By Leonard Maltin | Leonard Maltin August 11, 2014 at 11:51PM
I felt lucky every time I got to chat with Robin Williams, but when I once said, “I’d love to get inside your brain,” he replied, “Leonard, you don’t want to go there.” It’s a sad fact that many people who possess great gifts are also greatly troubled. Some of them hide it from the world, while others can’t. It’s a crushing blow to learn that this wildly talented man took his own life. How sad for his family and friends, not to mention fans and admirers. We’ve been robbed of his presence and his talent.
The first time I met him was during a press junket for the 1990 drama Awakenings, in which he starred opposite Robert De Niro. At the time, Entertainment Tonight’s modus operandi was to roll tape the minute our interviewee walked in the door, and Robin didn’t disappoint. We used up a 20-minute cassette and afterwards I told my boss that he could have (and should have) used the entire tape, start to finish. It wasn’t just that he was funny: he riffed on everything around him, including me, but he also knew when and how to be serious. He could turn on a dime and change the air in the room.
Other comedians have turned out to be good dramatic actors, but when Williams revealed that facet of his talent it was surprising because his comedy was so manic and spontaneous. People either forgot, or didn’t know, that he had studied at Juilliard under the imposing John Houseman before becoming a street performer in San Francisco. Beyond that, he clearly had a keen insight into human nature: the same observational skills that fueled his comedy enabled him to explore the serious, even darker, side of a character.

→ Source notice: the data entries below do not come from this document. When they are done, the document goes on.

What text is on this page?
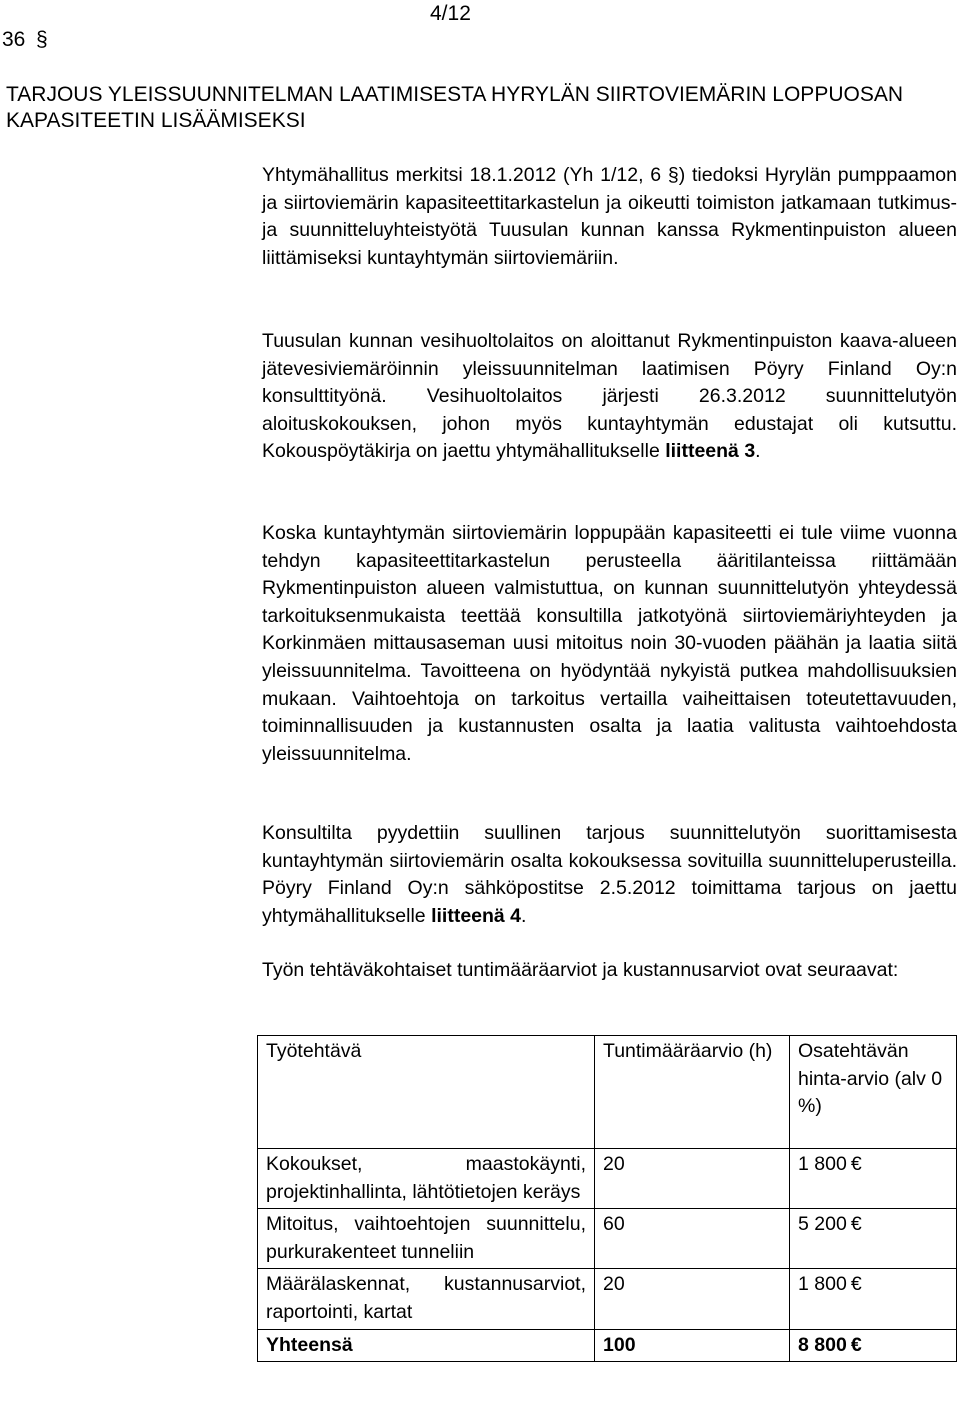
36 §
4/12
TARJOUS YLEISSUUNNITELMAN LAATIMISESTA HYRYLÄN SIIRTOVIEMÄRIN LOPPUOSAN KAPASITEETIN LISÄÄMISEKSI
Yhtymähallitus merkitsi 18.1.2012 (Yh 1/12, 6 §) tiedoksi Hyrylän pumppaamon ja siirtoviemärin kapasiteettitarkastelun ja oikeutti toimiston jatkamaan tutkimus- ja suunnitteluyhteistyötä Tuusulan kunnan kanssa Rykmentinpuiston alueen liittämiseksi kuntayhtymän siirtoviemäriin.
Tuusulan kunnan vesihuoltolaitos on aloittanut Rykmentinpuiston kaava-alueen jätevesiviemäröinnin yleissuunnitelman laatimisen Pöyry Finland Oy:n konsulttityönä. Vesihuoltolaitos järjesti 26.3.2012 suunnittelutyön aloituskokouksen, johon myös kuntayhtymän edustajat oli kutsuttu. Kokouspöytäkirja on jaettu yhtymähallitukselle liitteenä 3.
Koska kuntayhtymän siirtoviemärin loppupään kapasiteetti ei tule viime vuonna tehdyn kapasiteettitarkastelun perusteella ääritilanteissa riittämään Rykmentinpuiston alueen valmistuttua, on kunnan suunnittelutyön yhteydessä tarkoituksenmukaista teettää konsultilla jatkotyönä siirtoviemäriyhteyden ja Korkinmäen mittausaseman uusi mitoitus noin 30-vuoden päähän ja laatia siitä yleissuunnitelma. Tavoitteena on hyödyntää nykyistä putkea mahdollisuuksien mukaan. Vaihtoehtoja on tarkoitus vertailla vaiheittaisen toteutettavuuden, toiminnallisuuden ja kustannusten osalta ja laatia valitusta vaihtoehdosta yleissuunnitelma.
Konsultilta pyydettiin suullinen tarjous suunnittelutyön suorittamisesta kuntayhtymän siirtoviemärin osalta kokouksessa sovituilla suunnitteluperusteilla. Pöyry Finland Oy:n sähköpostitse 2.5.2012 toimittama tarjous on jaettu yhtymähallitukselle liitteenä 4.
Työn tehtäväkohtaiset tuntimääräarviot ja kustannusarviot ovat seuraavat:
Työtehtävä	Tuntimääräarvio (h)	Osatehtävän hinta-arvio (alv 0 %)
Kokoukset, maastokäynti, projektinhallinta, lähtötietojen keräys	20	1 800 €
Mitoitus, vaihtoehtojen suunnittelu, purkurakenteet tunneliin	60	5 200 €
Määrälaskennat, kustannusarviot, raportointi, kartat	20	1 800 €
Yhteensä	100	8 800 €
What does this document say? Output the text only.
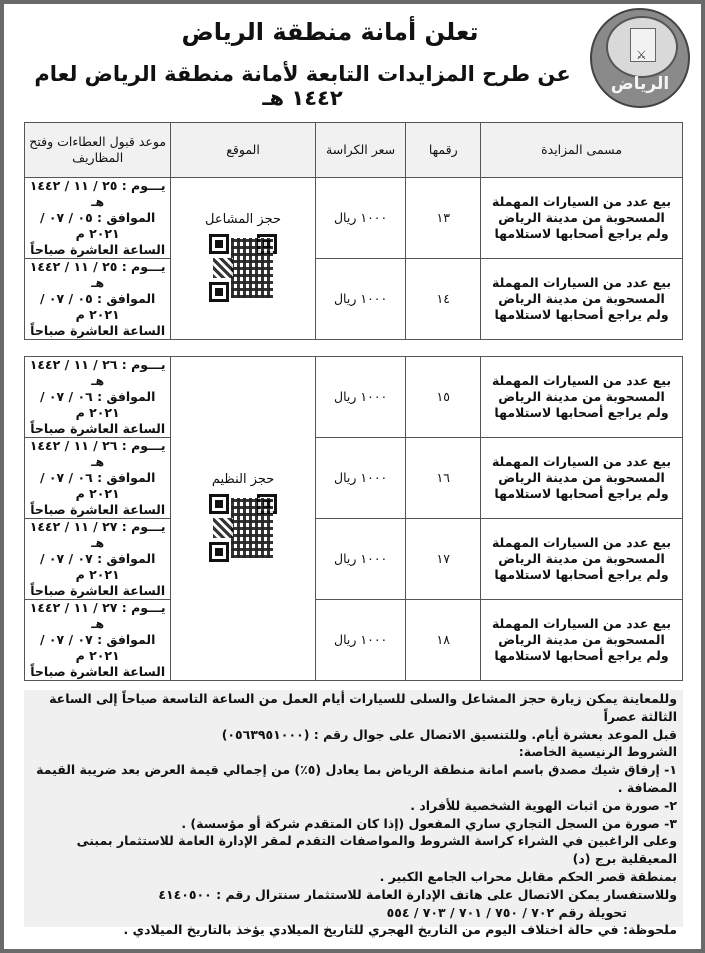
⚔
الرياض
تعلن أمانة منطقة الرياض
عن طرح المزايدات التابعة لأمانة منطقة الرياض لعام ١٤٤٢ هـ
مسمى المزايدة	رقمها	سعر الكراسة	الموقع	موعد قبول العطاءات وفتح المظاريف
بيع عدد من السيارات المهملة المسحوبة من مدينة الرياض ولم يراجع أصحابها لاستلامها	١٣	١٠٠٠ ريال	حجز المشاعل	يـــوم : ٢٥ / ١١ / ١٤٤٢ هـ
الموافق : ٠٥ / ٠٧ / ٢٠٢١ م
الساعة العاشرة صباحاً

بيع عدد من السيارات المهملة المسحوبة من مدينة الرياض ولم يراجع أصحابها لاستلامها	١٤	١٠٠٠ ريال		يـــوم : ٢٥ / ١١ / ١٤٤٢ هـ
الموافق : ٠٥ / ٠٧ / ٢٠٢١ م
الساعة العاشرة صباحاً
بيع عدد من السيارات المهملة المسحوبة من مدينة الرياض ولم يراجع أصحابها لاستلامها	١٥	١٠٠٠ ريال	حجز النظيم	يـــوم : ٢٦ / ١١ / ١٤٤٢ هـ
الموافق : ٠٦ / ٠٧ / ٢٠٢١ م
الساعة العاشرة صباحاً

بيع عدد من السيارات المهملة المسحوبة من مدينة الرياض ولم يراجع أصحابها لاستلامها	١٦	١٠٠٠ ريال		يـــوم : ٢٦ / ١١ / ١٤٤٢ هـ
الموافق : ٠٦ / ٠٧ / ٢٠٢١ م
الساعة العاشرة صباحاً

بيع عدد من السيارات المهملة المسحوبة من مدينة الرياض ولم يراجع أصحابها لاستلامها	١٧	١٠٠٠ ريال		يـــوم : ٢٧ / ١١ / ١٤٤٢ هـ
الموافق : ٠٧ / ٠٧ / ٢٠٢١ م
الساعة العاشرة صباحاً

بيع عدد من السيارات المهملة المسحوبة من مدينة الرياض ولم يراجع أصحابها لاستلامها	١٨	١٠٠٠ ريال		يـــوم : ٢٧ / ١١ / ١٤٤٢ هـ
الموافق : ٠٧ / ٠٧ / ٢٠٢١ م
الساعة العاشرة صباحاً

وللمعاينة يمكن زيارة حجز المشاعل والسلى للسيارات أيام العمل من الساعة التاسعة صباحاً إلى الساعة الثالثة عصراً

قبل الموعد بعشرة أيام. وللتنسيق الاتصال على جوال رقم : (٠٥٦٣٩٥١٠٠٠)

الشروط الرنيسية الخاصة:

١- إرفاق شيك مصدق باسم امانة منطقة الرياض بما يعادل (٥٪) من إجمالي قيمة العرض بعد ضريبة القيمة المضافة .

٢- صورة من اثبات الهوية الشخصية للأفراد .

٣- صورة من السجل التجاري ساري المفعول (إذا كان المتقدم شركة أو مؤسسة) .

وعلى الراغبين في الشراء كراسة الشروط والمواصفات التقدم لمقر الإدارة العامة للاستثمار بمبنى المعيقلية برج (د)

بمنطقة قصر الحكم مقابل محراب الجامع الكبير .

وللاستفسار يمكن الاتصال على هاتف الإدارة العامة للاستثمار سنترال رقم : ٤١٤٠٥٠٠

تحويلة رقم ٧٠٢ / ٧٥٠ / ٧٠١ / ٧٠٣ / ٥٥٤

ملحوظة: في حالة اختلاف اليوم من التاريخ الهجري للتاريخ الميلادي يؤخذ بالتاريخ الميلادي .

I like a lot of his films, from The Fisher King to Aladdin, but two of my favorite performances are in movies that didn’t reach wide audiences. In One Hour Photo (2002) he plays a clerk at the photo-developing counter who takes more than casual interest in his favorite customers. He was so convincing that as I left the theater I kept thinking, “I know that guy.” He also did exceptional work in Bobcat Goldthwait’s dark comedy/satire World’s Greatest Dad (2009) as a failed writer who seizes an opportunity to achieve notoriety following a family tragedy.
I feel devastated by the news of Robin Williams’ death. What a loss it is for all of us who enjoyed him on television, stage, and film. I looked forward to every talk-show appearance he made, because he never let an audience down.
We’ll always be able to see him, thank goodness, but now the experience will be bittersweet.